The prone position is ideal as it provides the best visualization. We believe that
this technique could also be used potentially for any acquired rectovaginal fistulae;
HIV associated or trauma related.[12] In this case, the risk of recurrent fistulae can be minimized by the use of a fat
pad to interpose between rectum and vagina.[13]

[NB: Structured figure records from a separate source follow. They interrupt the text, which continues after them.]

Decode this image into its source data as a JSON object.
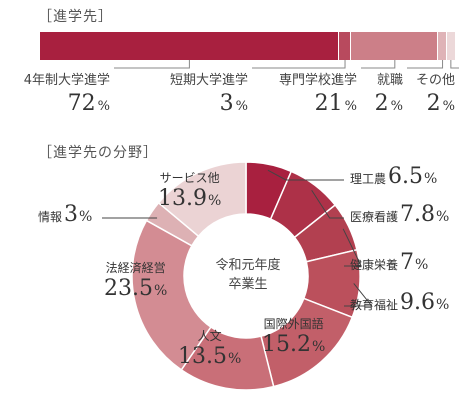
{
  "section_titles": {
    "destination": "［進学先］",
    "field": "［進学先の分野］"
  },
  "chart_data": [
    {
      "type": "bar",
      "stacked": true,
      "orientation": "horizontal",
      "title": "［進学先］",
      "unit": "%",
      "categories": [
        "4年制大学進学",
        "短期大学進学",
        "専門学校進学",
        "就職",
        "その他"
      ],
      "values": [
        72,
        3,
        21,
        2,
        2
      ],
      "colors": [
        "#a8203f",
        "#b84a5e",
        "#cc7f88",
        "#dfb3b7",
        "#ecd8d9"
      ]
    },
    {
      "type": "pie",
      "donut": true,
      "title": "［進学先の分野］",
      "center_label": [
        "令和元年度",
        "卒業生"
      ],
      "unit": "%",
      "categories": [
        "理工農",
        "医療看護",
        "健康栄養",
        "教育福祉",
        "国際外国語",
        "人文",
        "法経済経営",
        "情報",
        "サービス他"
      ],
      "values": [
        6.5,
        7.8,
        7,
        9.6,
        15.2,
        13.5,
        23.5,
        3,
        13.9
      ],
      "colors": [
        "#a8203f",
        "#ad3148",
        "#b24050",
        "#bb505c",
        "#c25f69",
        "#c96f78",
        "#d38c93",
        "#ddb1b4",
        "#ebd3d4"
      ]
    }
  ]
}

The long-term results achieved both from cosmetic and functional points of view in
our presented approach are very promising, with no surgically related complications
observed so far. We are aware that the series in which we have used this new technique
is too small to draw any significant conclusion; however, the outcomes are good in
terms of bowel control and cosmesis.
Conclusion
In our setting, perineal trauma due to sexual assault in children is unfortunately
not a rare event. Patients may have genital injuries with anorectal involvement. At
presentation, examination under anesthesia, wound irrigation, and local debridement
should be performed in all children. Due to the intrinsic contamination of the wound
and the likelihood of delayed presentation, a diverting stoma with postponed perineal
repair should be the procedure of choice. We propose, this new surgical technique
leads to successful outcome in terms of bowel control and good cosmetic results. The
prone position and good repair of the perineal body, provided by separating fully
the posterior vaginal wall from the anterior rectal wall, are the key elements.